Dear Corrie Pikul,
Obviously, you must be brilliant because you write for Oprah.com. And that brilliance is further illuminated in your word choices for your title (or perhaps I should blame your editor?):
And let’s see, number three of the “weird friends” are listed as “the obsessive.” And brilliant Pikul (who shall henceforce be called p.u. just because I have that sort of sense of humor) quotes another brilliant person, a Ph.D. named Matthew Goldfine, who is a clinical child psychologist at Columbia University Clinic for Anxiety and Related Disorders. And this brilliant quote from the brilliant Goldfine is that “he often hears parents try to diagnose other people’s children with psychological or developmental disorders like obsessive-compulsive behavior, autism, or Asperger’s syndrome.” Scary, scary. Children with mental problems! But, Goldfine, tells us, it’s okay! Do you know why it’s okay? “It’s not contagious, and there’s absolutely no harm to your child in hanging out with another kid who has one of these psychological diagnoses.”

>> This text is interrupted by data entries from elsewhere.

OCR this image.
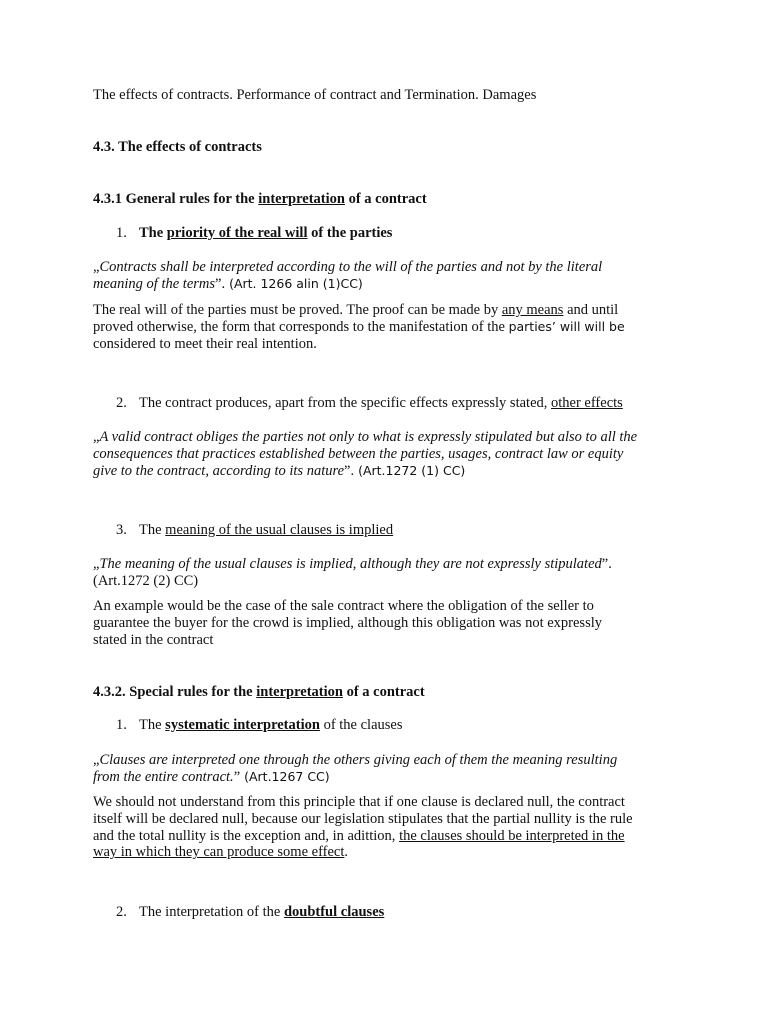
The effects of contracts. Performance of contract and Termination. Damages
4.3. The effects of contracts
4.3.1 General rules for the interpretation of a contract
1. The priority of the real will of the parties
„Contracts shall be interpreted according to the will of the parties and not by the literal
meaning of the terms”. (Art. 1266 alin (1)CC)
The real will of the parties must be proved. The proof can be made by any means and until
proved otherwise, the form that corresponds to the manifestation of the parties’ will will be
considered to meet their real intention.
2. The contract produces, apart from the specific effects expressly stated, other effects
„A valid contract obliges the parties not only to what is expressly stipulated but also to all the
consequences that practices established between the parties, usages, contract law or equity
give to the contract, according to its nature”. (Art.1272 (1) CC)
3. The meaning of the usual clauses is implied
„The meaning of the usual clauses is implied, although they are not expressly stipulated”.
(Art.1272 (2) CC)
An example would be the case of the sale contract where the obligation of the seller to
guarantee the buyer for the crowd is implied, although this obligation was not expressly
stated in the contract
4.3.2. Special rules for the interpretation of a contract
1. The systematic interpretation of the clauses
„Clauses are interpreted one through the others giving each of them the meaning resulting
from the entire contract.” (Art.1267 CC)
We should not understand from this principle that if one clause is declared null, the contract
itself will be declared null, because our legislation stipulates that the partial nullity is the rule
and the total nullity is the exception and, in adittion, the clauses should be interpreted in the
way in which they can produce some effect.
2. The interpretation of the doubtful clauses
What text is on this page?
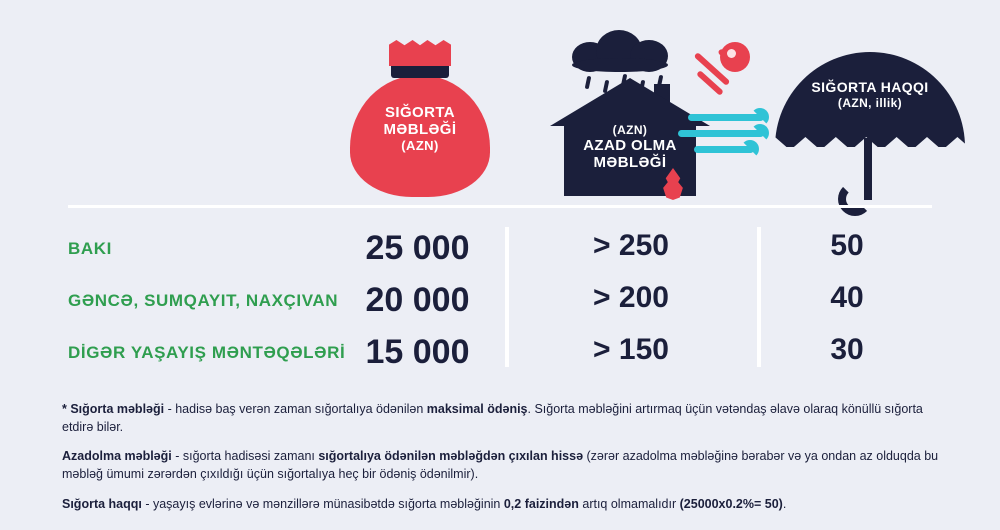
SIĞORTA
MƏBLƏĞİ
(AZN)
(AZN)
AZAD OLMA
MƏBLƏĞİ
SIĞORTA HAQQI
(AZN, illik)
BAKI	25 000	> 250	50
GƏNCƏ, SUMQAYIT, NAXÇIVAN 20 000	> 200	40
DİGƏR YAŞAYIŞ MƏNTƏQƏLƏRİ 15 000	> 150	30

* Sığorta məbləği - hadisə baş verən zaman sığortalıya ödənilən maksimal ödəniş. Sığorta məbləğini artırmaq üçün vətəndaş əlavə olaraq könüllü sığorta etdirə bilər.

Azadolma məbləği - sığorta hadisəsi zamanı sığortalıya ödənilən məbləğdən çıxılan hissə (zərər azadolma məbləğinə bərabər və ya ondan az olduqda bu məbləğ ümumi zərərdən çıxıldığı üçün sığortalıya heç bir ödəniş ödənilmir).

Sığorta haqqı - yaşayış evlərinə və mənzillərə münasibətdə sığorta məbləğinin 0,2 faizindən artıq olmamalıdır (25000x0.2%= 50).
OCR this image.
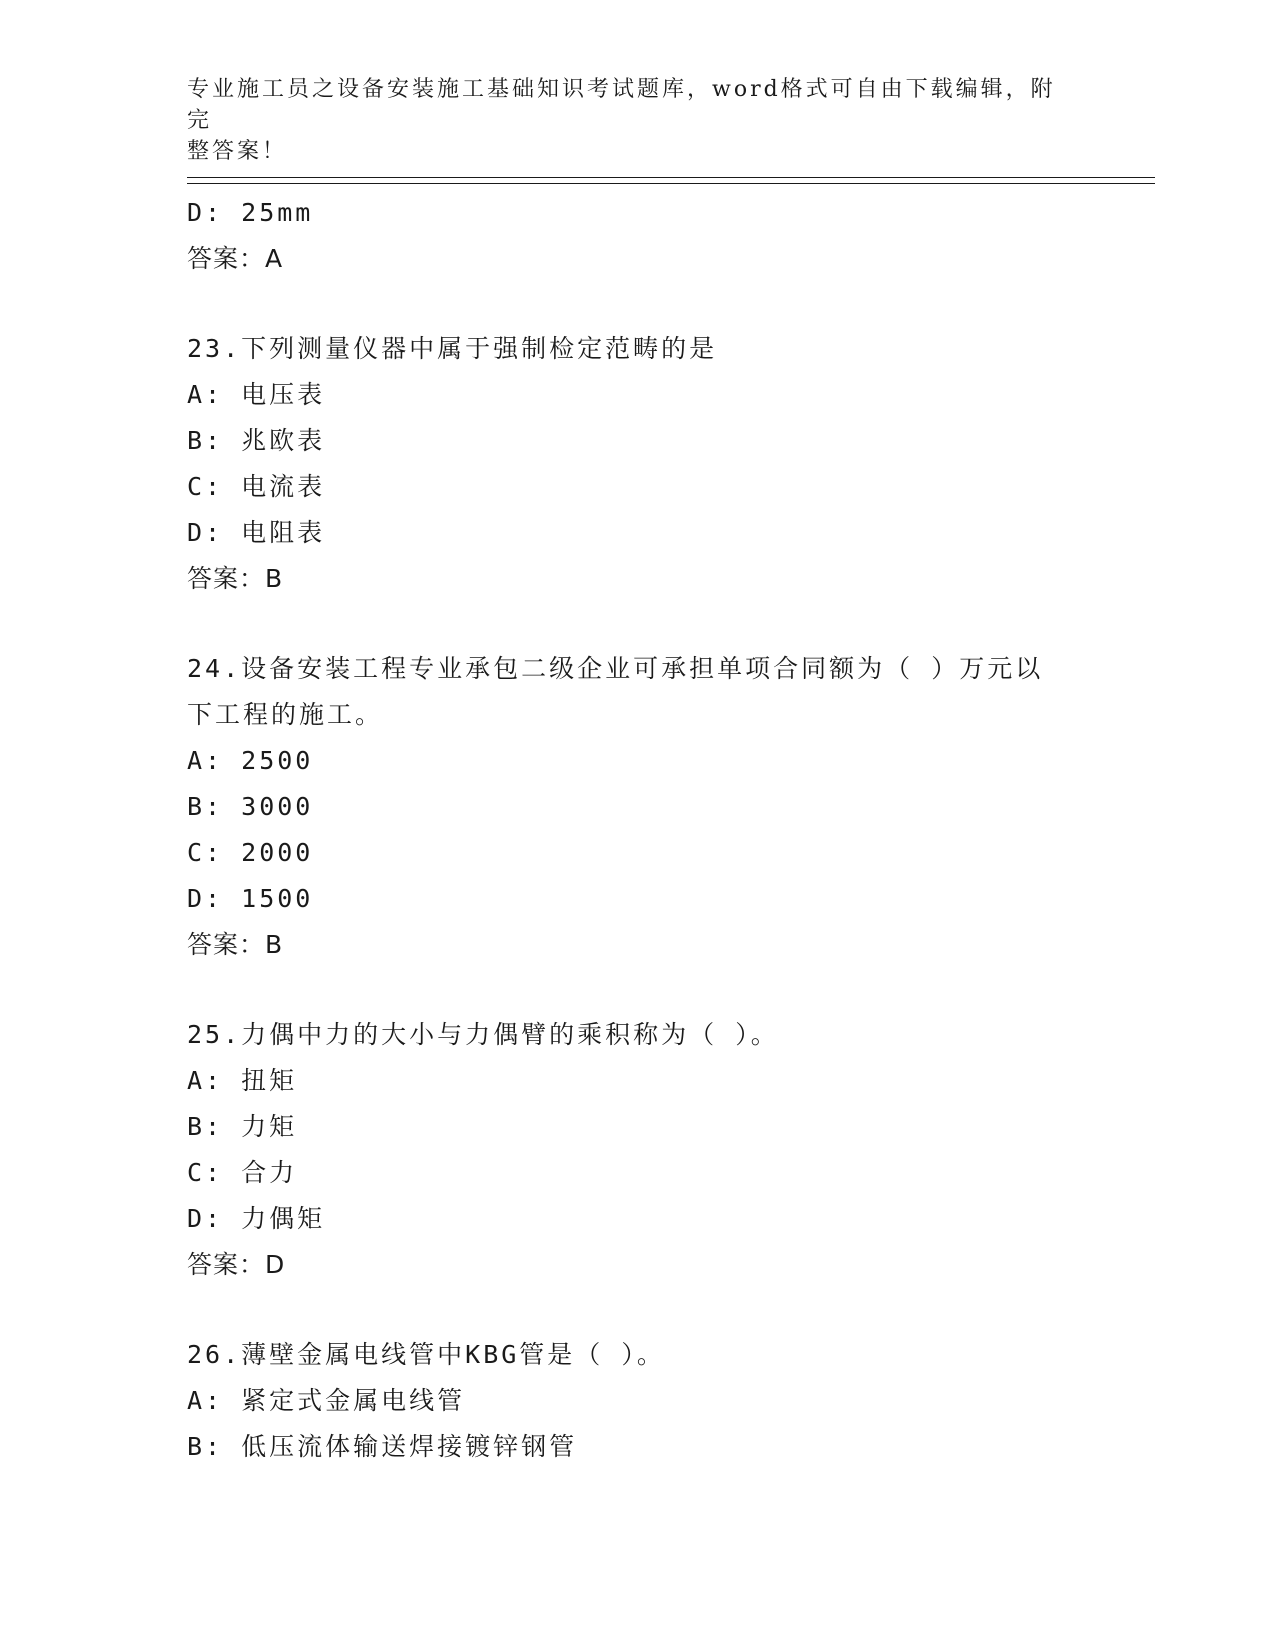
专业施工员之设备安装施工基础知识考试题库，word格式可自由下载编辑，附完
整答案！
D: 25mm
答案：A
23.下列测量仪器中属于强制检定范畴的是
A: 电压表
B: 兆欧表
C: 电流表
D: 电阻表
答案：B
24.设备安装工程专业承包二级企业可承担单项合同额为（ ）万元以
下工程的施工。
A: 2500
B: 3000
C: 2000
D: 1500
答案：B
25.力偶中力的大小与力偶臂的乘积称为（ ）。
A: 扭矩
B: 力矩
C: 合力
D: 力偶矩
答案：D
26.薄壁金属电线管中KBG管是（ ）。
A: 紧定式金属电线管
B: 低压流体输送焊接镀锌钢管
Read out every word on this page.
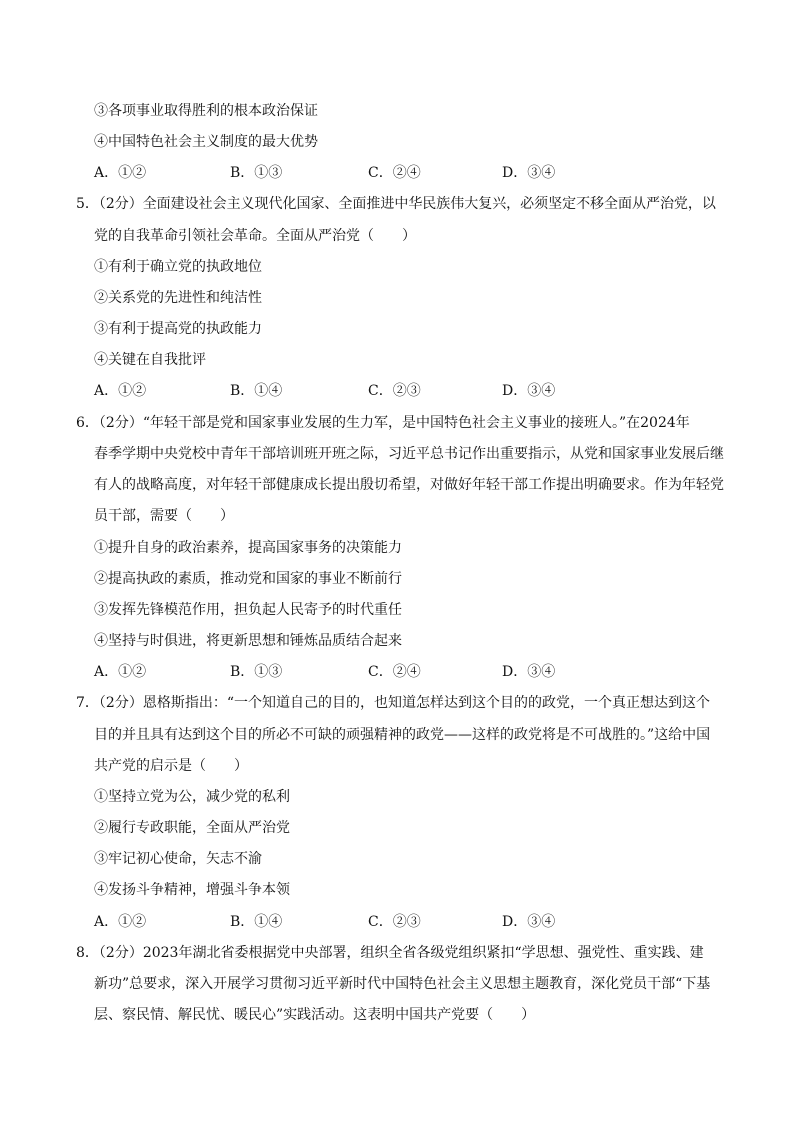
③各项事业取得胜利的根本政治保证
④中国特色社会主义制度的最大优势
A．①②	B．①③	C．②④	D．③④
5．（2分）全面建设社会主义现代化国家、全面推进中华民族伟大复兴，必须坚定不移全面从严治党，以
党的自我革命引领社会革命。全面从严治党（　　）
①有利于确立党的执政地位
②关系党的先进性和纯洁性
③有利于提高党的执政能力
④关键在自我批评
A．①②	B．①④	C．②③	D．③④
6．（2分）“年轻干部是党和国家事业发展的生力军，是中国特色社会主义事业的接班人。”在2024年
春季学期中央党校中青年干部培训班开班之际，习近平总书记作出重要指示，从党和国家事业发展后继
有人的战略高度，对年轻干部健康成长提出殷切希望，对做好年轻干部工作提出明确要求。作为年轻党
员干部，需要（　　）
①提升自身的政治素养，提高国家事务的决策能力
②提高执政的素质，推动党和国家的事业不断前行
③发挥先锋模范作用，担负起人民寄予的时代重任
④坚持与时俱进，将更新思想和锤炼品质结合起来
A．①②	B．①③	C．②④	D．③④
7．（2分）恩格斯指出：“一个知道自己的目的，也知道怎样达到这个目的的政党，一个真正想达到这个
目的并且具有达到这个目的所必不可缺的顽强精神的政党——这样的政党将是不可战胜的。”这给中国
共产党的启示是（　　）
①坚持立党为公，减少党的私利
②履行专政职能，全面从严治党
③牢记初心使命，矢志不渝
④发扬斗争精神，增强斗争本领
A．①②	B．①④	C．②③	D．③④
8．（2分）2023年湖北省委根据党中央部署，组织全省各级党组织紧扣“学思想、强党性、重实践、建
新功”总要求，深入开展学习贯彻习近平新时代中国特色社会主义思想主题教育，深化党员干部“下基
层、察民情、解民忧、暖民心”实践活动。这表明中国共产党要（　　）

Whew! Thank god Goldfine and p.u. were there for us! They’ve told us that we don’t have to revert to the turn of the 20th century (and earlier and later) where people with such obvious disabilities should have been locked up and shunned for fear of catching their madness.
So thank you, p.u., and thank you, Goldfine, for helping us know that it’s okay that we as parents don’t like these “weird” disabled children and their “creepy” behaviors. (Yes, that’s a quote – p.u. actually referred to those with disabilities as creepy! Score one for being afraid of those who are different!)
Seriously, isn’t there a push right now to get rid of bullies, not give them more fuel for their fire? Where is the editor with any common sense who would have edited the hell out of this article and made sure that Oprah.com wasn’t responsible for calling my autistic son creepy?